During the summer and fall, harvesting kept everyone occupied, but every winter, villagers turned indoors, and the warmth of their fires stirred up fearful stories. They talked about Christmas Eve, which followed on the heels of the winter solstice, the darkest day, when witches and werewolves gathered deep in the forest to celebrate with the devil himself. Villagers feared, especially on that day, that the loup garou, a human transformed into a bloodthirsty wolf, might enter the village or snatch a traveler from his path and rip open his throat. As Christmas Eve approached, I too had learned to watch my brother more closely.
Only a day earlier at the well, Martin, the tailor’s son, had said about Jean-Pierre, “Did you see his eyes? More wolf than human.” And it was true. Jean-Pierre’s eyes were an unusual amber color. When the light hit them just right, they nearly glowed.
And the week before, as we sat on thatched chairs beneath the carved pulpit, Father Arnaud had said, “We must watch carefully for the devil’s handiwork.” Candelabra glowed with the finest beeswax candles. A tiny man, Father Arnaud’s silver eyebrows, hair, and beard framed his pink, nearly translucent skin. He cast a long look at Jean-Pierre. “These are dangerous times,” he said. “Through unconfessed sin, villagers suffer plagues and fall prey to marauding soldiers. They bring it upon themselves. May God protect us!”

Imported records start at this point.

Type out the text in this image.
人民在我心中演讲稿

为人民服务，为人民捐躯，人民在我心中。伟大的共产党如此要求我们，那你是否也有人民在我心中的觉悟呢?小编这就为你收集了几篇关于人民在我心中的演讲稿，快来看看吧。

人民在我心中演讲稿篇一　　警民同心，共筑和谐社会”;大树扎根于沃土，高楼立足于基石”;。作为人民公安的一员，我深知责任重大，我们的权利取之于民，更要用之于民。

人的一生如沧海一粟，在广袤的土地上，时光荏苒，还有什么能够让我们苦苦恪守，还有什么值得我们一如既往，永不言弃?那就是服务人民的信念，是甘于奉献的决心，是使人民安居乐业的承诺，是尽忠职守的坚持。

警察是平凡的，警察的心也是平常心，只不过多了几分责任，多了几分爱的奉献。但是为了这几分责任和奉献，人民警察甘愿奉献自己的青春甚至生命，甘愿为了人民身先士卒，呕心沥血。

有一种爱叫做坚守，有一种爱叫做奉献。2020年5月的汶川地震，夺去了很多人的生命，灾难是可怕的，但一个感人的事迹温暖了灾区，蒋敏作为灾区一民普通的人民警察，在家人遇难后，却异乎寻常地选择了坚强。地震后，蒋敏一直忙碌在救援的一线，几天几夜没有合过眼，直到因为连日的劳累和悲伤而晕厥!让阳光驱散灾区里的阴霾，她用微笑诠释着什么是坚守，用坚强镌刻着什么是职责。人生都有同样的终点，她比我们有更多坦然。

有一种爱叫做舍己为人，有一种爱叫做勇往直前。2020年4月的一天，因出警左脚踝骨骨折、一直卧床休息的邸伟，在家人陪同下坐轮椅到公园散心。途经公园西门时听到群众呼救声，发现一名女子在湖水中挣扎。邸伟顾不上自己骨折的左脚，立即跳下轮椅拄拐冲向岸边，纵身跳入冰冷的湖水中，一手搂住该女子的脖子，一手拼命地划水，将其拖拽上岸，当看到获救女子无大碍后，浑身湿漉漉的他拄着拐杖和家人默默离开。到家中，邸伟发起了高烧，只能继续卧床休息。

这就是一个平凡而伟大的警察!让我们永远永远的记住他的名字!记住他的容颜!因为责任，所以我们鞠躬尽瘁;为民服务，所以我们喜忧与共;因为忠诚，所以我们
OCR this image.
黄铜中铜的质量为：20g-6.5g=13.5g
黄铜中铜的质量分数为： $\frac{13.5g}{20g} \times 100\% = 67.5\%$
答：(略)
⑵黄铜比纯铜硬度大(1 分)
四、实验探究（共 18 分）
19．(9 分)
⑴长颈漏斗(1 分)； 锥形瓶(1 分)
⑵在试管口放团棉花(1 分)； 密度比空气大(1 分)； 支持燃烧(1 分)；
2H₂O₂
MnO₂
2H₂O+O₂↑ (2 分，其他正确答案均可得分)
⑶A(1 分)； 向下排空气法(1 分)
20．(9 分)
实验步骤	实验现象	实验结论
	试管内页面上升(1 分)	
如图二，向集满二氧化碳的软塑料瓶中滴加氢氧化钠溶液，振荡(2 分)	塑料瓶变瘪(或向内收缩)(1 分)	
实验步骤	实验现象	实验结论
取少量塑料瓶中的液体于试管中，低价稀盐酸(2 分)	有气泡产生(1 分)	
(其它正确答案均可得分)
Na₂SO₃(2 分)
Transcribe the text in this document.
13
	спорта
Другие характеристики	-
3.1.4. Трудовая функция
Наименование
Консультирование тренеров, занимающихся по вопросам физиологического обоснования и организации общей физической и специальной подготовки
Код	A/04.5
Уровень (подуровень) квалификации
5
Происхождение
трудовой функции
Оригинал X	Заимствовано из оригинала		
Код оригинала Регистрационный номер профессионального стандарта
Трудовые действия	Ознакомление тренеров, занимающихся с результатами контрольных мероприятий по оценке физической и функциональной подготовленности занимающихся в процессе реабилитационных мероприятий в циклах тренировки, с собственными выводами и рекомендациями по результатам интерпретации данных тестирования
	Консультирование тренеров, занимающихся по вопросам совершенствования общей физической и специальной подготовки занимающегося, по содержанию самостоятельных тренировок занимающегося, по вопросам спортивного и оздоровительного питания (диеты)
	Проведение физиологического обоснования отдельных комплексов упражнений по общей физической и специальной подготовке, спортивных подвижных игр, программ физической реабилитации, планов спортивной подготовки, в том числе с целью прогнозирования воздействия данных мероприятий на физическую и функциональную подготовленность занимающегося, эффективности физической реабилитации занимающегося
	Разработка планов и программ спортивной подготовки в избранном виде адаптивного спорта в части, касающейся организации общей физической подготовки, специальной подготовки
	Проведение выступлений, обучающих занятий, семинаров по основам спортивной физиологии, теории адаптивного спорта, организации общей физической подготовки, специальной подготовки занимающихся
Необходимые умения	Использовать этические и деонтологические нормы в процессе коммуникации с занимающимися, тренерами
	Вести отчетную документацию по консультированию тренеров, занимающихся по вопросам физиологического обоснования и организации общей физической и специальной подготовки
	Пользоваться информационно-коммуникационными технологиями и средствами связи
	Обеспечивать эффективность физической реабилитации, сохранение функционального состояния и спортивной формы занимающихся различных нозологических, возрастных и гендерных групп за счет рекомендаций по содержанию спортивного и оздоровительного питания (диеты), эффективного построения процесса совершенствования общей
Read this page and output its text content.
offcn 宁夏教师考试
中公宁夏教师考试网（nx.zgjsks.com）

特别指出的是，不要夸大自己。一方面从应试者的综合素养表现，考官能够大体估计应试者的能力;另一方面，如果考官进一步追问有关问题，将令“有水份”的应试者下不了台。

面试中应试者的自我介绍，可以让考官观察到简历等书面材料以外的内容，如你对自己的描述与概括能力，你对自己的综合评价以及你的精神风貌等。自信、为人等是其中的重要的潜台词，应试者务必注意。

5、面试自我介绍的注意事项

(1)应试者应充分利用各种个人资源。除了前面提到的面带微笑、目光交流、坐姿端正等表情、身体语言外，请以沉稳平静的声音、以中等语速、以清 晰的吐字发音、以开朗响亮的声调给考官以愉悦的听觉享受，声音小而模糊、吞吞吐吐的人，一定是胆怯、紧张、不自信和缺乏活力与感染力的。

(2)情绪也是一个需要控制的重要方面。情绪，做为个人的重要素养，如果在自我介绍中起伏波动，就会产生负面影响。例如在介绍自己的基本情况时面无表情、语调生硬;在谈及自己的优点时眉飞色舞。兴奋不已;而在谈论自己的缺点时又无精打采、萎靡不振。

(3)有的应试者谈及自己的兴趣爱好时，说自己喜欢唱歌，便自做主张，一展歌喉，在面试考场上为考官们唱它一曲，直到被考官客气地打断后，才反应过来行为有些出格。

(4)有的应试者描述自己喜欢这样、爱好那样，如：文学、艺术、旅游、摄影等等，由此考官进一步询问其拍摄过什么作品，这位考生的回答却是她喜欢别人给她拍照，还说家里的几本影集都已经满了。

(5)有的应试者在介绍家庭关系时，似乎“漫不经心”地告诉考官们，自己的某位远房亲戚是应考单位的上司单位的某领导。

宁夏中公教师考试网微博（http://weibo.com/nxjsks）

But on this day, I wanted to think about only myself. I wanted to feel my own wishes and dreams, not to shoulder the concerns and fears of everyone else. I ignored Monsieur Dubois and turned to the stairs leading up to our home. Ivy, green even in winter, framed the arched entrance. Slowly, I climbed the stone steps, my thoughts heavy as storm clouds. I pushed open the door.